Florey is an unincorporated community in Andrews County, in the U.S. state of Texas. According to the Handbook of Texas, the community had a population of 25 in 2000. It is located within the Andrews, Texas micropolitan area.

History
Florey was named for a pioneer rancher who settled in the community in 1908, and his name was A.J. Florey. It was originally located  northeast of where Florey currently stands today. It was originally called Smackover when it was first formed around 1903 by Pete Hollebeke, Willis Howell, Bob Hill, and a family called the Jimerson family. A post office was established at Florey in 1909, and Lee N. Smith was the postmaster. A camp for an oil company called Humble Oil Company, which would later be called Exxon, was established at the townsite in 1934. The area of the settlement was extended to where it currently stands along U.S. Highway 385 sometime after the Humble Oil Company went into operation. There was only one store and an overall population of 50 residents in 1940. The camp was then closed in 1958, and on September 22 of that same year, the Humble Oil Company donated the camp to Andrews County so they could turn it into a park.

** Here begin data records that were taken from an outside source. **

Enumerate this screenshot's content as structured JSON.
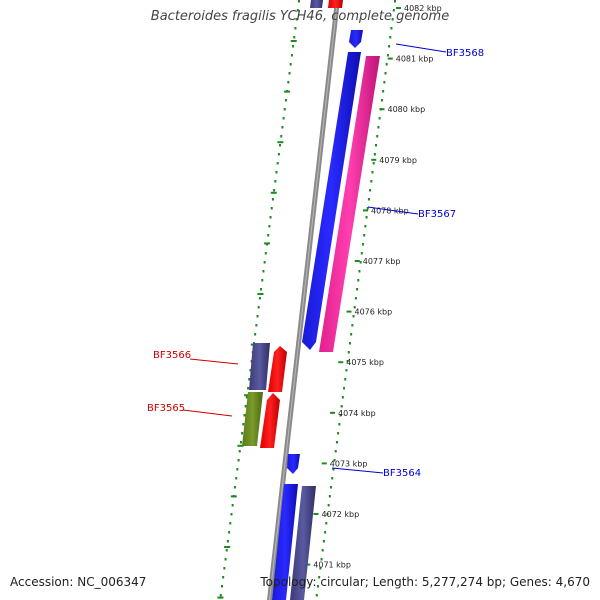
{
  "title": "Bacteroides fragilis YCH46, complete genome",
  "footer": {
    "accession": "Accession: NC_006347",
    "summary": "Topology: circular; Length: 5,277,274 bp; Genes: 4,670"
  },
  "colors": {
    "backbone": "#8a8a8a",
    "tick_dots": "#1f8a1f",
    "forward_label": "#0000cc",
    "reverse_label": "#cc0000"
  },
  "scale": {
    "unit": "kbp",
    "ticks": [
      4082,
      4081,
      4080,
      4079,
      4078,
      4077,
      4076,
      4075,
      4074,
      4073,
      4072,
      4071
    ]
  },
  "labels": [
    {
      "id": "BF3568",
      "text": "BF3568",
      "strand": "forward"
    },
    {
      "id": "BF3567",
      "text": "BF3567",
      "strand": "forward"
    },
    {
      "id": "BF3566",
      "text": "BF3566",
      "strand": "reverse"
    },
    {
      "id": "BF3565",
      "text": "BF3565",
      "strand": "reverse"
    },
    {
      "id": "BF3564",
      "text": "BF3564",
      "strand": "forward"
    }
  ]
}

It then consisted of just that park in 1978. It then reported a population of 25 residents in both 1990 and 2000.

Geography
Florey stands along U.S. Highway 385,  north of Andrews in the northwestern portion of Andrews County.

Education
Florey's first school was established in 1909, and Miss Edna McCorkle was hired as the school's teacher. It then became a part of the Andrews Independent School District on December 15, 1938. The community is still currently served by the Andrews ISD to this day since the whole county is one whole school district.